Before he could return to the trailer, it broke loose from its foundation and was pulled into the adjacent Pigeon River, churning with rain from the remnants of Hurricane Helene. He watched his home smash into a bridge, his wife still inside.

Her body was recovered days later, 16 miles from where they had lived in Clyde, N.C.

Back-to-back catastrophic hurricanes this fall, first Helene and then Milton, have exposed the risks climate change poses to the 16 million Americans who live in mobile or manufactured homes. Built in factories and lighter than conventional houses, manufactured homes are transported to a property and secured to the ground.

They are among the least expensive forms of housing; those who live in mobile home parks are three times as likely to live in poverty as those who live in traditional housing and are more likely to be older or disabled. Manufactured homes are also more likely to be located in flood zones, according to data compiled by CoreLogic, a property information and analytics company.

Manufactured homes make up 6 percent of the nation’s housing stock. But the proportions were much higher in several areas hard-hit by Milton and Helene. In western North Carolina, 14 percent of homes were mobile or manufactured. Around Tampa Bay, Fla., the share was 11 percent. South of Tampa, in Manatee County, 14 percent of homes were mobile or manufactured.

The challenges don’t stop there. Americans in standard housing often have insurance, which, together with FEMA payments, can help cover the cost of repairs. But people in mobile homes are less likely to have insurance, according to Dr. Rumbach.

In the Plant City mobile home community near Tampa, residents were trying to make repairs.
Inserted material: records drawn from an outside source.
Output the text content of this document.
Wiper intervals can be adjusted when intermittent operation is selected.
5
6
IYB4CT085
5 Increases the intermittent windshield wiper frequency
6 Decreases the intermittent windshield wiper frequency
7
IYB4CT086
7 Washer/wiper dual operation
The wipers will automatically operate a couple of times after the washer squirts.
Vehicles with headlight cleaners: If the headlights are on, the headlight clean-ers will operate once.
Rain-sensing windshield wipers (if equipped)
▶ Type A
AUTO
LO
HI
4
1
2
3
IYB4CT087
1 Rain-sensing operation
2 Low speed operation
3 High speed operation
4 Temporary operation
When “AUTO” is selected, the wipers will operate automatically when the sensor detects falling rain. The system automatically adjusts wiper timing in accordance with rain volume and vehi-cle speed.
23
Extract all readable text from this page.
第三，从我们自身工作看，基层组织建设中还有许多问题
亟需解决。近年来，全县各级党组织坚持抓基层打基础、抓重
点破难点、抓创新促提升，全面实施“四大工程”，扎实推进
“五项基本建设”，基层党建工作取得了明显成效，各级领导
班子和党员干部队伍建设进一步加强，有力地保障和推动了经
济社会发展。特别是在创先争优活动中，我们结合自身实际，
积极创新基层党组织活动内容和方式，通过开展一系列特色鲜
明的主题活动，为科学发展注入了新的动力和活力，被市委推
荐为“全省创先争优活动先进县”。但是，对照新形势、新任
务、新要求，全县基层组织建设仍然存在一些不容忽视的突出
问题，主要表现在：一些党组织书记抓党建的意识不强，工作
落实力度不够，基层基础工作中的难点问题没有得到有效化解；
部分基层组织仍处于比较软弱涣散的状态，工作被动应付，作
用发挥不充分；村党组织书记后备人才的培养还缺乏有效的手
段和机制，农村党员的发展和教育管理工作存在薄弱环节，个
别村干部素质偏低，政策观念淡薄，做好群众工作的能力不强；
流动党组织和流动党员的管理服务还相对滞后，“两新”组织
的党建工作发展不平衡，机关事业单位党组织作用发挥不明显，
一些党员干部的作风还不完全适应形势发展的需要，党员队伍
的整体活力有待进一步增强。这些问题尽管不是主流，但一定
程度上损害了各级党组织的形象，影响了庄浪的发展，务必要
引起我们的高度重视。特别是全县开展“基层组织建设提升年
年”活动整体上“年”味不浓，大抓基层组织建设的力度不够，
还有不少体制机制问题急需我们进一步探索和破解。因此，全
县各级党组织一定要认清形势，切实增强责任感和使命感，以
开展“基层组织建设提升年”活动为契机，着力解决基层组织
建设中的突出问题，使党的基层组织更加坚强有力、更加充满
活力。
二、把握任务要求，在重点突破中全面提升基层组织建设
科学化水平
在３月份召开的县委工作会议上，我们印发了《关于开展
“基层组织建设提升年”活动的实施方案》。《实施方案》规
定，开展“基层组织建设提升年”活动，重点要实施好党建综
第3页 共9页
Olga Summers, 61, whose uninsured home was damaged when a tree fell on it, expects that her husband will try to fix it himself.
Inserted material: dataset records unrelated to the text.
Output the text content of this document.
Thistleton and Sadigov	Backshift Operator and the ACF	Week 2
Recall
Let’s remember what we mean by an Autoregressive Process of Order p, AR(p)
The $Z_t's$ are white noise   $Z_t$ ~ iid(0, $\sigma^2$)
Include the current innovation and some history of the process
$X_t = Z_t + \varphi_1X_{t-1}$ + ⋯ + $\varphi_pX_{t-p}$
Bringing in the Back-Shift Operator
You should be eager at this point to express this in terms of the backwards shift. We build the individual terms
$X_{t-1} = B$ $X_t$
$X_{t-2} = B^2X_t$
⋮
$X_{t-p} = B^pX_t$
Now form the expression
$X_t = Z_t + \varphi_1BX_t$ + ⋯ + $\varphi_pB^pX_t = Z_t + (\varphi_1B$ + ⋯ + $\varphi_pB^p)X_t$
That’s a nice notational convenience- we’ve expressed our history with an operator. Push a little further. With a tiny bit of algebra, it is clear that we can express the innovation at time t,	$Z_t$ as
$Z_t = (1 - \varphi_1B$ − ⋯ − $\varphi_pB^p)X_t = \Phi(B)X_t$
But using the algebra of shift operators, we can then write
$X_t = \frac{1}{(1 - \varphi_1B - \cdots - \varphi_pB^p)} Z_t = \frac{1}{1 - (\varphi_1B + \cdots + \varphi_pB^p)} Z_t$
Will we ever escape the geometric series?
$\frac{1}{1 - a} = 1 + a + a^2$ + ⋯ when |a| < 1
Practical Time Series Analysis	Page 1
“Most of these people don’t have insurance,” said Lauren Cook Wike, 68, who lives in the same community. “We will all work together.”

FEMA provides disaster survivors up to $42,500 for emergency repairs, which can be put toward a new home. (That maximum payment increased by $1,100 for disasters declared after Sept. 30.) But new manufactured housing typically costs more than twice that amount.

And even if a survivor can afford to replace a mobile home, other hurdles exist. After a disaster, mobile home parks must be repaired to comply with current local building codes, which require things like elevating foundations above the expected height of future floods.

Those changes are expensive, said Jesse Keenan, a professor at Tulane University who studies climate adaptation. The cost often gets passed on to residents in the form of higher rent. Or park owners decide to sell to developers, who build permanent housing because it’s more profitable.

“Many of these mobile home parks are being converted over because they’re in prime locations,” Dr. Keenan said.